Central and eastern Europe and the Commonwealth of Independent States (CIS) remained one of the strongest performing regions in 2005 with economic growth reaching an average 5.6%, according to the EBRD’s recent Transition Report Update.

Fastest growth occurred in the CIS, at 6.6% (2004: 8%), driven mainly by continuing high commodity prices. In Russia, growth fell to 6.4% (2004: 7.1%), despite strong growth in household consumption and a recovery of investment.

Central and Eastern Europe and the Baltic states, fuelled by strong investment and exports, often by foreign-owned companies, reached growth of 4.6% (2004: 5.2%), while in south-eastern Europe, growth reached 4.5% (2004: 6.5%).

While the EBRD region remains economically strong, overall growth in the area slowed from a record 6.7% in 2004. For 2006 the bank expects the region to grow by around 5.3%, with medium-term growth expected to be in the range of 4-5% per year.

Despite booming economies, low labour force participation and high unemployment remain common features of many transition countries. Risks to macroeconomic stability also remain.

As the region integrates into the world economy, it becomes more vulnerable to global economic trends. The update cautions that a further cooling of investor interest in emerging markets may put pressure on countries with wide macroeconomic imbalances and high debt levels.

It also identifies political risks in parts of SEE and the CIS. The resource-rich countries should continue to benefit from high commodity prices. But growth and stability will depend on careful management of resource revenues and a renewed push on structural reforms.

This year’s update highlights the growing importance of remittances – or cash being sent home by migrant workers – for economic stability and growth in many transition countries.

Remittances are becoming an increasingly important source of funding in poorer countries. They are an important source of external capital, particularly in the western Balkans and the poorest countries of the CIS, helping to finance, for example, small and medium-sized enterprises.

One country, Russia, acts as both an important source, as well as a recipient, of remittances. These countries in particular would benefit from more formal structures to manage this flow of funds and to make sure it reaches the wider economy.

The exact magnitude of remittance flows is difficult to measure, as many transfers are made through informal channels. The update estimates that in five countries – Albania, Bosnia and Herzegovina, Moldova, Serbia and Montenegro and Tajikistan – remittances are worth more than 10% of GDP.

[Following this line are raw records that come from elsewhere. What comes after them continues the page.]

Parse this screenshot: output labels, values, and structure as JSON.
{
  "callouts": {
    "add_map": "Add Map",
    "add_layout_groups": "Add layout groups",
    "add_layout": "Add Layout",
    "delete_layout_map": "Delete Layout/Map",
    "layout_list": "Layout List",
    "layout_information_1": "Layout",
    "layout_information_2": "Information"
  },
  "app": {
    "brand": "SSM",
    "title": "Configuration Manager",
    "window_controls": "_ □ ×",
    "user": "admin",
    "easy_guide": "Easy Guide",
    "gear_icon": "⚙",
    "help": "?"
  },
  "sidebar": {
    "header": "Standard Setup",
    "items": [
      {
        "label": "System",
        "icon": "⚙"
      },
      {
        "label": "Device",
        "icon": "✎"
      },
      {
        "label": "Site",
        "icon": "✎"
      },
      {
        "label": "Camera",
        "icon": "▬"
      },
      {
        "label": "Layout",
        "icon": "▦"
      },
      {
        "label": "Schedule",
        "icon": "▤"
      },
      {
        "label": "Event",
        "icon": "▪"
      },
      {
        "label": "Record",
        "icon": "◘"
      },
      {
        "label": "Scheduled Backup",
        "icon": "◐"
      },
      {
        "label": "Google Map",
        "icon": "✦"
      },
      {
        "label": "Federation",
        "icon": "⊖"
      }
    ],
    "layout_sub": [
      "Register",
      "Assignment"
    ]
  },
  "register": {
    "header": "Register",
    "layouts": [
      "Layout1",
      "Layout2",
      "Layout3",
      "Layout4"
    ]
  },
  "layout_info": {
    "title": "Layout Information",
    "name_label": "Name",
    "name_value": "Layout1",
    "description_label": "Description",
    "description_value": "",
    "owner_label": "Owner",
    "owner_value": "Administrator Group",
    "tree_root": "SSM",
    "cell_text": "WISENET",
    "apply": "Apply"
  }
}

In more than a third of the countries of the region remittance flows exceed foreign direct investment (FDI). What is more, remittances fluctuate less, from year to year, than FDI.

Remittance income is primarily used for consumption and is partly responsible for the import boom observed in countries like Albania, Bosnia and Herzegovina and Moldova. However, a survey undertaken for the update in five high-remittance countries shows that a small but important share of remittances is also used to finance investment and enterprise creation.

The survey results suggest that remittances play a more important role in small enterprise development than is commonly assumed. Only about a quarter of the entrepreneurs interviewed receive remittances, but almost half of them have used the funds for business purposes – primarily to finance start-ups, but also for capital expenditure and working capital.

Enterprises with access to remittances typically financed 40% of their start-up costs from this source.

Remittances also help businesses to raise other sources of finance. Firms with access to remittances are able to cover a higher share of their financing needs through bank loans.